G. Praxinoe, come this way. Do but look at that work, how delicate it is ! how exquisite! Why, they might wear it in heaven.

P. Heavenly patroness of needlewomen, what hands were hired to do that work? Who designed those beautiful patterns ? They seem to stand up and move about, as if they were real ;-as if they were living things, and not needlework. Well, man is a wonderful creature! And look, look, how charming he lies there on his silver couch, with just a soft down on his cheeks, that beloved Adonis,-Adonis, whom one loves even though he is dead !

Another Stranger. You wretched woman, do stop your incessant chatter! Like turtles, you go on forever. They are enough to kill one with their broad lingo,-nothing but a, a, a.

G. Lord, where does the man come from? What is it to you if we are chatter-boxes? Order about your own servants! Do you give orders to Syracusan women? If you want to know, we came originally from Corinth, as Bellerophon did; we speak Peloponnesian. I suppose Dorian women may be allowed to have a Dorian accent.

P. O, honey-sweet Proserpine, let us have no more masters than the one we've got! We don't the least care for you ; pray don't trouble yourself for nothing.
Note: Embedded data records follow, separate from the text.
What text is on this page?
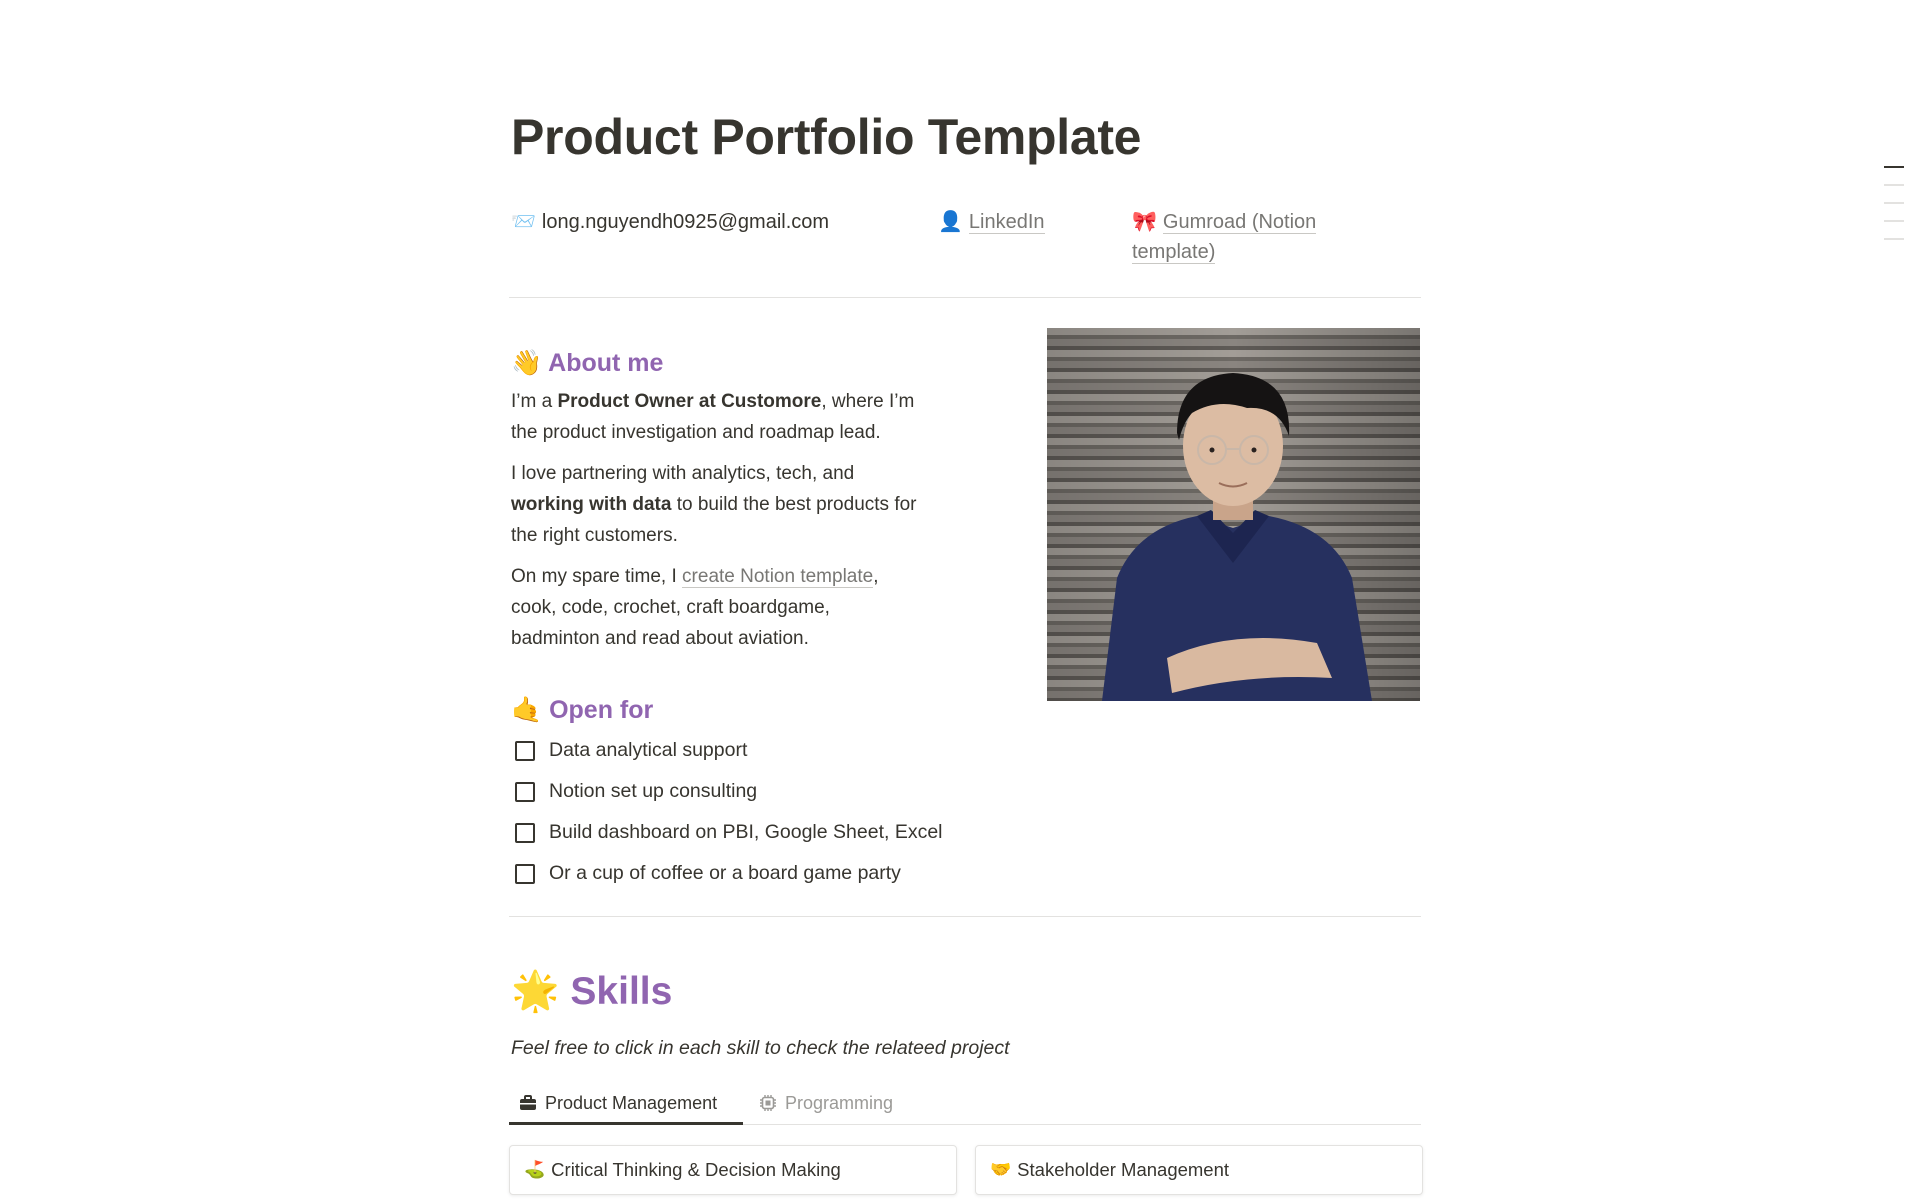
Product Portfolio Template
📨 long.nguyendh0925@gmail.com	👤 LinkedIn	🎀 Gumroad (Notion
template)
👋 About me

I’m a Product Owner at Customore, where I’m
the product investigation and roadmap lead.

I love partnering with analytics, tech, and
working with data to build the best products for
the right customers.

On my spare time, I create Notion template,
cook, code, crochet, craft boardgame,
badminton and read about aviation.

🤙 Open for
Data analytical support
Notion set up consulting
Build dashboard on PBI, Google Sheet, Excel
Or a cup of coffee or a board game party
🌟 Skills
Feel free to click in each skill to check the relateed project
Product Management	Programming
⛳ Critical Thinking & Decision Making	🤝 Stakeholder Management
G. Be quiet, Praxinoe! That first-rate singer, the Argive woman's daughter, is going to sing the Adonis hymn. She is the same who was chosen to sing the dirge last year. We are sure to have something first-rate from her. She is going through her airs and graces ready to begin.

THE HYMN.

Mistress, who lovest the haunt of Golgi, and Idalium, and high-peaked E’ryx, Aphroditè that playest with gold ! how have the delicate-footed Hours, after twelve months, brought thy Adonis back to thee from the ever-flowing Ach'e-ron! Tardiest of the immortals are the boon Hours, but all mankind wait their approach with longing, for they ever bring something with them.

All fruits that the tree bears are laid before him, all treasures of the garden in silver baskets, and alabaster boxes, gold-inlaid, of Syrian unguent; and all confectionary that cunning women make on their kneading-tray, kneading up every sort of flowers with white meal, and all that they make of sweet honey and delicate oil, and all winged and creeping things are here set before him. And there are built for him green bowers with wealth of tender anise, and little boy-loves flutter about over them, like young nightingales trying their new wings on the tree, from bough to bough. O the ebony, the gold, the eagle of white ivory that bears' aloft his cup-bearer to Kronos-born Zeus! And up there, see ! second couch strewn for lovely Adonis, scarlet coverlids softer than sleep itself (so Mi-le'tus and the Samian wool-grower will say); Cypris has hers, and the rosy-armed Adonis has his, that eighteen or nineteen yearold bridegroom. His kisses will not wound, the hair on his lip is yet light.